Consumer wipes, business is relatively stable. Critical cleaning, we increased our volume there, but this is probably based on our initiative, which I mentioned in our Q1 call, that this is the focus we have, so we have seen, we are seeing first successes here. And the last business I would say our metallized business, sorry, Josh, the metallized business has been relatively stable month-over- month, but overall demand is down in a big way. So that’s kind of, this is — question is, are they using a different product? But if I also look at the base paper industry, they’re also suffering because of the labeling business. I mean, the labeling business is also down and we are hit as well. So this hopefully, sorry, but I think you really have to look at the single [Ph] segment.
So…
Josh Wool: No, the color is actually helpful. And I know the destocking has been an industry wide phenomenon from everything from food, essential consumable products like what you sell. Maybe two more brief questions on the volume side. How much of the destocking in some of your channels is driven by customers wanting to buy at lower raw material prices because you obviously sell some products that are pulp based. Pulp prices have been coming way down, so strategic decisions on the part of customers to wait. And then, the second question is how much is the mix of private label change over the last, let’s call it, year, year and a half, and how has this impacted your margins, if at all?

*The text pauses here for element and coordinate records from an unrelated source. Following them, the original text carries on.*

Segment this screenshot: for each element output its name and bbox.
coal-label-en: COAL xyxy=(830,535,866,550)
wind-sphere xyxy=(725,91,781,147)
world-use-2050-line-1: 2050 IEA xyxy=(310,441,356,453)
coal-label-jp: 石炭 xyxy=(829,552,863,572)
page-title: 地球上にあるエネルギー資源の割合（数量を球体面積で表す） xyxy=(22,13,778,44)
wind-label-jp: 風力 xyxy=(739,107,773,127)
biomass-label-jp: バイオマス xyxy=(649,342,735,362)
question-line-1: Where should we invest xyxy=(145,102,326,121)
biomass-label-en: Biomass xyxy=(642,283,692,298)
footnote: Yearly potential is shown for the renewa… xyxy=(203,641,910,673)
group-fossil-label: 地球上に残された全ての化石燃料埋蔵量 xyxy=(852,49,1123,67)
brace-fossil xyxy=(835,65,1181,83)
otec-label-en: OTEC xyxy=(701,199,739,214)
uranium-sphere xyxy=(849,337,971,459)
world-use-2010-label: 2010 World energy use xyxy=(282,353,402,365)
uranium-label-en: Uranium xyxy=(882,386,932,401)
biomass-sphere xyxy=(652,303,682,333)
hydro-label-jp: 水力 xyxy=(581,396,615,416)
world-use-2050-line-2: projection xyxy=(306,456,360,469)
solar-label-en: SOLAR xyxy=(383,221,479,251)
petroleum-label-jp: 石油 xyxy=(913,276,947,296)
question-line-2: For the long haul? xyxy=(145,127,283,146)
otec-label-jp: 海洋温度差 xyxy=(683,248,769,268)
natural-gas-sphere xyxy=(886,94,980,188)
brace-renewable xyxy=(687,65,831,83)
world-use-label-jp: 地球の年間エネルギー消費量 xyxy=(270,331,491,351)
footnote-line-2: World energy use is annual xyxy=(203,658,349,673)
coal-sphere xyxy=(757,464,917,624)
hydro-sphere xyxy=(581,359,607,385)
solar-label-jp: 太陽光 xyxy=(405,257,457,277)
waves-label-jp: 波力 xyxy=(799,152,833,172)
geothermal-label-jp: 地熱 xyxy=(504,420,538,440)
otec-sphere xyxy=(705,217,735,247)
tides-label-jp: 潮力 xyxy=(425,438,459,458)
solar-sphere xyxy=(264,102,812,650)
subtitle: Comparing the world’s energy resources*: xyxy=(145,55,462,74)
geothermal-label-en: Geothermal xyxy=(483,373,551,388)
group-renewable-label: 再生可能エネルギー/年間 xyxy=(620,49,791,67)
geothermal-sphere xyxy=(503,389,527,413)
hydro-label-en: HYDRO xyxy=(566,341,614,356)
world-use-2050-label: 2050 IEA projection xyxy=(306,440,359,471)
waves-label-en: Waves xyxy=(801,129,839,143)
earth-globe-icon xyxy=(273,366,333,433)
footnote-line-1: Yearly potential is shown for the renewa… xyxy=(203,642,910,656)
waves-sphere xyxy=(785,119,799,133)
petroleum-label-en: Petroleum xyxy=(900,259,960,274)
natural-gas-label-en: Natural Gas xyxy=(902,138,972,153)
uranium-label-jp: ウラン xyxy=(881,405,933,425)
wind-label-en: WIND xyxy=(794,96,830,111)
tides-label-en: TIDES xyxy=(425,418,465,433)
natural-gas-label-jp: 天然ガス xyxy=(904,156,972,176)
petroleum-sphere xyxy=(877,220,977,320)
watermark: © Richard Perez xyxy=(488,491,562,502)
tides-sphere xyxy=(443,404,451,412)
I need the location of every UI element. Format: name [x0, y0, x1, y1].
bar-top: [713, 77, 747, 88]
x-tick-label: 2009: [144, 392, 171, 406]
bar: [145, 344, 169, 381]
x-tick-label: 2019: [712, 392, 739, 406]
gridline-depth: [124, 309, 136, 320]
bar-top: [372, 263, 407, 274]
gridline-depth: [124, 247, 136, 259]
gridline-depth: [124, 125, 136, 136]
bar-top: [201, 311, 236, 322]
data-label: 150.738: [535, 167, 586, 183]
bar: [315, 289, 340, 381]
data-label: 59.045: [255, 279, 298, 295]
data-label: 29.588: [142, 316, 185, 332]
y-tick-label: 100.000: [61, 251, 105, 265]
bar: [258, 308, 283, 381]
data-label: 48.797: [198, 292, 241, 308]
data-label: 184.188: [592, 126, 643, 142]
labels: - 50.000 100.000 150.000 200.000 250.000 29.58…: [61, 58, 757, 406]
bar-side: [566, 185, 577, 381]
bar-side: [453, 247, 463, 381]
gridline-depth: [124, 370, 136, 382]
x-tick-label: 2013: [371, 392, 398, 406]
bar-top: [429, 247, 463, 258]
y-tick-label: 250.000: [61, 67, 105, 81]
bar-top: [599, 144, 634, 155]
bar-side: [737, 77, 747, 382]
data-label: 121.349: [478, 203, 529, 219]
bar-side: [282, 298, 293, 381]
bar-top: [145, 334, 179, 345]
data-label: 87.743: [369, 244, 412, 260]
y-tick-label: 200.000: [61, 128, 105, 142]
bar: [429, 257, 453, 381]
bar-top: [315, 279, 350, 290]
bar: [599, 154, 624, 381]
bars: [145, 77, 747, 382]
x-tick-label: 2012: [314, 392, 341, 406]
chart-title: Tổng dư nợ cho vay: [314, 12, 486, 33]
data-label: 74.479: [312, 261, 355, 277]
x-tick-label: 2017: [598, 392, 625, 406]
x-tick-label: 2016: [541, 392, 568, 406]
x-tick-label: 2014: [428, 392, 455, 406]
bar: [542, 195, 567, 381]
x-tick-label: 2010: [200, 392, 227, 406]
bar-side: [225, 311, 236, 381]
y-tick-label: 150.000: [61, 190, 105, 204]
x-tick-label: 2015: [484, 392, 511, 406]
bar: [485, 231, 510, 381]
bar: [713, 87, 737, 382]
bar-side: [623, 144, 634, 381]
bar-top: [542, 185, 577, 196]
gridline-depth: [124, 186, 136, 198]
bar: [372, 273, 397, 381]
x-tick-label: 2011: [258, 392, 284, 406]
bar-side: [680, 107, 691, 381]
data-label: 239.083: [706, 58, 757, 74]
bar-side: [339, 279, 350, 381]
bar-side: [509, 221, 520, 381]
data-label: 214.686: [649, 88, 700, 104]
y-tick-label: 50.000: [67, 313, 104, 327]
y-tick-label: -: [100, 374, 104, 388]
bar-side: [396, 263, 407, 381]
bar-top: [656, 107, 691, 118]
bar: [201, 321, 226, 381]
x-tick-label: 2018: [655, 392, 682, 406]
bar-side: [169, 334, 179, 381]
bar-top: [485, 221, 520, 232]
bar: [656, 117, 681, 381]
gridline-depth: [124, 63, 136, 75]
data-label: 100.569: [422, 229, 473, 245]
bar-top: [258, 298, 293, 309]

Thomas Fahnemann: Yes, okay. To your first question, Josh, yes, I mean what we’re seeing is the raw material prices are coming down. The energy prices are kind of, I would say normalizing, although they are not back to where we were pre-inflation. So, customers are sure looking at the following quarter where we have quarterly pricing and what’s happening in the next quarter. Absolutely, I mean this is happening, but this is not a loss of volume. So, we are catching up and it’s always a question of how to kind of schedule and all this. But yes, I mean absolutely right. Customer said I’ll wait until July because I’m expecting July prices will be lower than June prices. So that’s very clear. Your question on branded business, what we’re seeing right now and is that the U.S. is mainly unchanged.
The branded business in the U.S. is pretty much what it was the same with the — with the white label business in Europe. However, we are seeing a shift branded business is losing and non-branded is picking up and that’s probably based on price consciousness of the European consumers, but we haven’t seen that yet in the U.S.
Josh Wool: But I guess your volumes are relatively unchanged by that because you’re selling into both channels, but does it have an impact on the profit margin?
Thomas Fahnemann: Correct, correct.
Josh Wool: Okay, and then moving over to the margin side, I guess I’m going to give you kind of the big picture before I give you my detailed questions. But I’m trying to kind of understand the core margin performance and the trend exiting the second quarter. And maybe the way I’ll ask the question is if I look at Slide 11 and I give you credit for that bridge which is theoretical and I say 52 million of run rate EBITDA, it’s around a 7% implied margin. If I look back to the first half of last year, I think the margin was around, call it 6.7%, So very similar margin and maybe destocking was 7 million, so that would be a 1% impact. So, are we kind of running at 8%? Is that the level we should think about exiting Q2 and entering Q3? And just to have context, if we were at 7% last year and we’re trying to get back to 10% plus to call it historical levels, are we at 8% or are there other things in that bridge that you would point me to?
Thomas Fahnemann: Yes, Josh, I would like to maybe look at it from a different way. If you look at our second quarter performance and the 7 million I mentioned which is really market driven the weak market. So, these 7 million, just the loss of volume was around about 3 million, but the fixed cost absorption which we had was 4 million okay, which we didn’t have actually in last year. So if you add that up I mean that’s 7 million. And this is the biggest issue which were really impacting our earnings year plus the one time or non-recurring issue or issues we have addressed like Ober-Schmitten the vendor financing, we have addressed all that. But this is actually you have to take this into consideration that the fixed cost absorption which we had to — this is a hit of 4 million, we had to take in order to manage our working capital and our cash. So, to answer your question, I think it’s a little bit higher than that.